Officials originally hesitated to admit that there were casualties among the hostages, and relatives had a hard time breaking through the tight security at hospitals.

A doctor from Hospital No. 7, where about 80 "Nord Ost" patients were brought, said this week that investigators have been confiscating the case files of freed hostages upon discharge. A spokesman for the Prosecutor General's Office confirmed this Tuesday, saying it was standard practice for aggrieved parties in a criminal case.

According to Vazhno.ru, 123 hostages have died -- three more than the official figure given by the Moscow city health committee on Tuesday.

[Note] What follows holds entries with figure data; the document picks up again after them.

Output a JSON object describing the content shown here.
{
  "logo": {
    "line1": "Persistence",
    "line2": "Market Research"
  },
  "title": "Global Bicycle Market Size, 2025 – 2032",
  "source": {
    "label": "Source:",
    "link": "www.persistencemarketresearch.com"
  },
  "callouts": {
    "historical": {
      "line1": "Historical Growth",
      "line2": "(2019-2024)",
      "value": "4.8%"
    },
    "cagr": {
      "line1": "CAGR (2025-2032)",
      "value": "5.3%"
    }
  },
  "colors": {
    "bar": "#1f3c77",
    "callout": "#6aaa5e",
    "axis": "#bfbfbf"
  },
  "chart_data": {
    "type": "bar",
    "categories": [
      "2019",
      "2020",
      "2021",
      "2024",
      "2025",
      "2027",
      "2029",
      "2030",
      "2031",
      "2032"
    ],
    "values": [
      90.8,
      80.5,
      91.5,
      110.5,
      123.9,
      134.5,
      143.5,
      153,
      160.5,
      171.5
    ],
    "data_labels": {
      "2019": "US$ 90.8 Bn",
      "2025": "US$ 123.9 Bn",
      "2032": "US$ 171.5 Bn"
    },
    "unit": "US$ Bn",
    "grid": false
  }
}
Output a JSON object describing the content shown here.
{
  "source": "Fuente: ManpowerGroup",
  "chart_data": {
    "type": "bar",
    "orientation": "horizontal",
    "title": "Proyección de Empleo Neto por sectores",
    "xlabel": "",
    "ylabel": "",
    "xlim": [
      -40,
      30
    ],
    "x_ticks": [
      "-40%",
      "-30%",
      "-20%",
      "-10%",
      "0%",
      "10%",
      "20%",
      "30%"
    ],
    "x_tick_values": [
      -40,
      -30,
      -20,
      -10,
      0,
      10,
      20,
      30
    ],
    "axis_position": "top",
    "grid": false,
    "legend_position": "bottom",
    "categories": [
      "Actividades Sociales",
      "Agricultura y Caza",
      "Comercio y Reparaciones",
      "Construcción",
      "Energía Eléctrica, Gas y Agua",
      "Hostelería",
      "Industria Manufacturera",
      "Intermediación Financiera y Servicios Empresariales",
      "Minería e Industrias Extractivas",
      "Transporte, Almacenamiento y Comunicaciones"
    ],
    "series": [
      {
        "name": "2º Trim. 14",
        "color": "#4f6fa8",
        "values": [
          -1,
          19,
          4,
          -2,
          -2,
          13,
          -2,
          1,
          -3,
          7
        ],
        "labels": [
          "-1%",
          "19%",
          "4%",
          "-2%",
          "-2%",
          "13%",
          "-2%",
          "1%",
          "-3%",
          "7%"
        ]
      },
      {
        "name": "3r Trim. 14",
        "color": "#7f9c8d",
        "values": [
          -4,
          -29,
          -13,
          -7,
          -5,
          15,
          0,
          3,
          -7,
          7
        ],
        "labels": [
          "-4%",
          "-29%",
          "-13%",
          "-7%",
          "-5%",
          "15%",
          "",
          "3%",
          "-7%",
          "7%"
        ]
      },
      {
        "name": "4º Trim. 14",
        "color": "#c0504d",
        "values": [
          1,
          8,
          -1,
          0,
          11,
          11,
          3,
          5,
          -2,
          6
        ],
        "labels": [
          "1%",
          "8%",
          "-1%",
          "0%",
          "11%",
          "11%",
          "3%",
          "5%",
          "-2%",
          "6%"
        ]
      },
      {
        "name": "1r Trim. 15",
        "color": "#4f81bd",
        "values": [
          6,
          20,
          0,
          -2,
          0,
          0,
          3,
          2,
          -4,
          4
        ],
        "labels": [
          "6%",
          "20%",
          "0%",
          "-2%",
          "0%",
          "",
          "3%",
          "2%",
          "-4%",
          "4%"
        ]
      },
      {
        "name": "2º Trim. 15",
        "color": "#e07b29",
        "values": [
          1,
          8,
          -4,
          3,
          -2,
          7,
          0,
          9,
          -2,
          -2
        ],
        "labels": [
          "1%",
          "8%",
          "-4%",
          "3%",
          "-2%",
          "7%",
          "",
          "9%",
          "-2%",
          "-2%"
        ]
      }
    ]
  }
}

Rozovskaya said that the site's composite list of presumed hostages had 972 names, some 200 more than the latest official figure. She explained that the discrepancy could be attributed in part to different spellings of the same name, but estimated that such cases accounted for no more than 50 entries.

As of Tuesday morning, the hostage count from the city's health committee was 771 -- with 129 still hospitalized and 522 discharged. Prosecutors have said that some hostages who were not affected by the gas used in the raid had left the theater on their own, so they could not be included in this tally.